You can purchase the laptop with the higher resolution option, and then game at any resolution lower than it's native resolution that you want. What you have to accept is that, most likely, if the lower resolution fills the screen, it will likely have some blurring, and if it doesn't fill the screen, it will have some black bordering.
 
Go for the 1080p. It will produce far less heat in that mode, and heat is the one thing on a laptop that you cannot do a whole lot about. The monitor on those is small enough that the PPI (pixel per inch) count is going to be real high even at 1080p.

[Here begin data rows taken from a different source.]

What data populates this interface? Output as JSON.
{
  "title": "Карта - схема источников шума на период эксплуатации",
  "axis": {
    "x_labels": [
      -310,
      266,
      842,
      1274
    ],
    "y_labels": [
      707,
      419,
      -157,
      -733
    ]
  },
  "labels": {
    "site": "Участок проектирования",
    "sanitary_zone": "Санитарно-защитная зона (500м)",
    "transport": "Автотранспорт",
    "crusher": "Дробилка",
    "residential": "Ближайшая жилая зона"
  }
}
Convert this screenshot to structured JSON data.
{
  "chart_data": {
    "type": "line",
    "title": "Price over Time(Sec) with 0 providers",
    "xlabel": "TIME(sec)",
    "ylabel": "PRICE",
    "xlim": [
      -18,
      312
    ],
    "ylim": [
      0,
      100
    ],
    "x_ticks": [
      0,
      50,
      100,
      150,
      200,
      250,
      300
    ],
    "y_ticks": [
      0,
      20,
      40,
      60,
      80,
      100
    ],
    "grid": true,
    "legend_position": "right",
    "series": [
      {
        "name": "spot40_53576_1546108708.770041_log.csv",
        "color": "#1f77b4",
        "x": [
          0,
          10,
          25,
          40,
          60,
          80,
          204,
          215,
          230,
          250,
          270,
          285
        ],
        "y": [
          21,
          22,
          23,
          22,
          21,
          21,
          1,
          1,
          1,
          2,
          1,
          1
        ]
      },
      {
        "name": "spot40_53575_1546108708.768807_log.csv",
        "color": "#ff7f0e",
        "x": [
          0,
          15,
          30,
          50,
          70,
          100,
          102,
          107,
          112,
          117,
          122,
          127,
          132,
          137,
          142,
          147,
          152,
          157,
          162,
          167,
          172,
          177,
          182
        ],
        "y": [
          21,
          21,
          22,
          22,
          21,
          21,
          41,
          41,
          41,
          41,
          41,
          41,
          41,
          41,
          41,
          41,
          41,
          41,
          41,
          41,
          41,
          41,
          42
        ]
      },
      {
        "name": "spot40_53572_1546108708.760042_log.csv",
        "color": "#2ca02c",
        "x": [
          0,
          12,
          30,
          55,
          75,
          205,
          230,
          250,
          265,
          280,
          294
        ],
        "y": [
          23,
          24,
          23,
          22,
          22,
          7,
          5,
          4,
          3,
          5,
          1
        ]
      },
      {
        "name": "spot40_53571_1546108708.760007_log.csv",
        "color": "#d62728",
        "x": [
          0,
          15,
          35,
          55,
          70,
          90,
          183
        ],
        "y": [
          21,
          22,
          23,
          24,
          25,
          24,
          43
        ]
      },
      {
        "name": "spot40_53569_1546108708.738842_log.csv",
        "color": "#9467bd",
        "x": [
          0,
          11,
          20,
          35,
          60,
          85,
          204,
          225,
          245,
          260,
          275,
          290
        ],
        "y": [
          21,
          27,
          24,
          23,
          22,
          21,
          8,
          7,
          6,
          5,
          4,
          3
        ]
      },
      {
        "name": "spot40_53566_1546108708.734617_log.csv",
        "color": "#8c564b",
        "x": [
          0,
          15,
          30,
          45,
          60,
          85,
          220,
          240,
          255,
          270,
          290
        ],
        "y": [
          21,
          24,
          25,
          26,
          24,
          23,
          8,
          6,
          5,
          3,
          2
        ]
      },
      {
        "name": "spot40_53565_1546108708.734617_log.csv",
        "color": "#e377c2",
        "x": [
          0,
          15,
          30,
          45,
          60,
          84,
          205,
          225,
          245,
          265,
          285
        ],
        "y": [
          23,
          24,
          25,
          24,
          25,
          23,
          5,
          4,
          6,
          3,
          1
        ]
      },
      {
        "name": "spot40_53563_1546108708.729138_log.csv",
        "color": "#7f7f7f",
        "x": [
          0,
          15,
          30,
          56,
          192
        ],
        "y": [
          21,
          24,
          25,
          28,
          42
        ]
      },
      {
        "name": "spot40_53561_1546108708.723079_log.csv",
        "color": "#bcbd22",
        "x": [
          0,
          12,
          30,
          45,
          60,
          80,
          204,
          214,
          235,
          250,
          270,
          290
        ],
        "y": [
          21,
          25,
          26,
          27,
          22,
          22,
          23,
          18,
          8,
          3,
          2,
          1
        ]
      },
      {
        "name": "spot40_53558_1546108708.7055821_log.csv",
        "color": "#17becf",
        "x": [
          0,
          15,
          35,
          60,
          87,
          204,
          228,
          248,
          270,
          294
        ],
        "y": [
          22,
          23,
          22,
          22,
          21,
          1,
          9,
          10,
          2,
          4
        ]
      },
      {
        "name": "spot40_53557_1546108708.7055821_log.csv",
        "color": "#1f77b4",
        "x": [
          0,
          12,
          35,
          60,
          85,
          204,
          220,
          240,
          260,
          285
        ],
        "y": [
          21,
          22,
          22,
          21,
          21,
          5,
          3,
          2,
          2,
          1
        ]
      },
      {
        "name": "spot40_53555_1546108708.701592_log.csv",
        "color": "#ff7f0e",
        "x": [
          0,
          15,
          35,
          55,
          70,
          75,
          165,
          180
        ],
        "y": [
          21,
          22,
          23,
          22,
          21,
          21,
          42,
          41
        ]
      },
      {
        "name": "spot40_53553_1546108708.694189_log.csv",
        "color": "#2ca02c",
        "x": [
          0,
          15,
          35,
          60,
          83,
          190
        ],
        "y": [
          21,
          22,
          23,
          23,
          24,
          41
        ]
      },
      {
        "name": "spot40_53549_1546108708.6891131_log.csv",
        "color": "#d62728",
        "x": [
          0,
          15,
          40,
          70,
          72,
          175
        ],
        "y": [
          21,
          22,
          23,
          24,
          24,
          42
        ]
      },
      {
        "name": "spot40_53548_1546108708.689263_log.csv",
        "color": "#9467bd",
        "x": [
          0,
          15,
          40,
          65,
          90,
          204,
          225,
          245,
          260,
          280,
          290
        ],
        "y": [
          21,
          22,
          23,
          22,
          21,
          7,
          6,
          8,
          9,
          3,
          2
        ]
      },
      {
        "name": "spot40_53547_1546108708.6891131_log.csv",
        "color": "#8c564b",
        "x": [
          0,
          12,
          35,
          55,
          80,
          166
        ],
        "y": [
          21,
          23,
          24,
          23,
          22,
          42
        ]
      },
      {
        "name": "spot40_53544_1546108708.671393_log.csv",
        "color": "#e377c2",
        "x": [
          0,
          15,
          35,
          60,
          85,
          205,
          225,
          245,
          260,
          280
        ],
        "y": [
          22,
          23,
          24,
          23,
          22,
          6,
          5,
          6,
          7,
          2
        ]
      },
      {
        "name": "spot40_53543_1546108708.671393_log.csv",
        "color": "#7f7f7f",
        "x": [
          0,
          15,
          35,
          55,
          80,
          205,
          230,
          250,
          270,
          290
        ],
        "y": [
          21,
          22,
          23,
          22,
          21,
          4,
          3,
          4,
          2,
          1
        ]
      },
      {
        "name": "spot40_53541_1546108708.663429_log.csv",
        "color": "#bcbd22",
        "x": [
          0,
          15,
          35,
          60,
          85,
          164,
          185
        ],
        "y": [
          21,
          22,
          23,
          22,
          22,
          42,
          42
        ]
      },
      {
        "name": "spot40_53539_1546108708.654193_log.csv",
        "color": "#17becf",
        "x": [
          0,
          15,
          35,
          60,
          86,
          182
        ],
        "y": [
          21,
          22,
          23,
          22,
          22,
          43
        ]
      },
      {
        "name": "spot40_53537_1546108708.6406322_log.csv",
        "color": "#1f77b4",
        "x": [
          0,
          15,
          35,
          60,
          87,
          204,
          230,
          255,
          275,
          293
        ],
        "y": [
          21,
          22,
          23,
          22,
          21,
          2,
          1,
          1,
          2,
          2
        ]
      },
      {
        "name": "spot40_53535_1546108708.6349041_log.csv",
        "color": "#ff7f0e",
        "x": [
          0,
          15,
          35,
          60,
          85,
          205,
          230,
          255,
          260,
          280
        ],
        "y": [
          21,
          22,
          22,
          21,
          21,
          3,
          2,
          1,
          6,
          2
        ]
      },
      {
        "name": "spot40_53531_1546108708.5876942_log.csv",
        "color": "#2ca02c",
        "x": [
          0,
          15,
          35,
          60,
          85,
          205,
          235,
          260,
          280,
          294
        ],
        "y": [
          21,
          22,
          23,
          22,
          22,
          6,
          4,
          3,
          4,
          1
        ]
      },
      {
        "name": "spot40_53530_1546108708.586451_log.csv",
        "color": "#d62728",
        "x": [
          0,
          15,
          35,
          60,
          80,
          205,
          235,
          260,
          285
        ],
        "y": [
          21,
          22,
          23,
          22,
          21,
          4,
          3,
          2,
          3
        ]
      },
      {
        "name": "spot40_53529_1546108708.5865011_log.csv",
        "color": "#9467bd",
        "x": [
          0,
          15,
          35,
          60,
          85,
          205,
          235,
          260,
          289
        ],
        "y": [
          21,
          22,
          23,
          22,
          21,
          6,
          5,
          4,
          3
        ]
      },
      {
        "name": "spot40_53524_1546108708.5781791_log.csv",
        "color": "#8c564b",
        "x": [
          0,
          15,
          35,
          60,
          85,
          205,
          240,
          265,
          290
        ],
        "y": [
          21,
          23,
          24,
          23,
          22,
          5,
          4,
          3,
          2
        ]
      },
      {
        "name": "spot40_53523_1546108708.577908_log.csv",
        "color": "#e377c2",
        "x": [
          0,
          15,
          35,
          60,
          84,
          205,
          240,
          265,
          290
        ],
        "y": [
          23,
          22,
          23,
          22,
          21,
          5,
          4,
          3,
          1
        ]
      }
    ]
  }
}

The other point to be made is that almost every laptop uses a mobile version of the GPU. And this one is no different. It comes with a 980M. Mobile GPU's are a good level or two below the desktop GPU's performance-wise. So a laptop with 980M is going to be like having a weak 970 or possibly a 960 on the desktop.
 
Solution
You would be amazed at what we see here. I know Gigabyte is a good company. But sometimes, even laptops that are advertised as gaming laptops suffer either from being slow, or having heat issues when gaming. Or both.

I have not heard anything about this laptop you are looking at, nor have I used one. But I would look for reviews on it, and pay attention to what the reviewers say about performance and heat in particular. And I never take a single reviewers opinion as gospel.
 
When you mention heat issues, Apple and HP come to mind. I have seen both that were essentially new and suffering from form over function and were shutting down or freezing from heat. But anything new would be under warranty, so if the owner was subject to listening to reason... but I digress!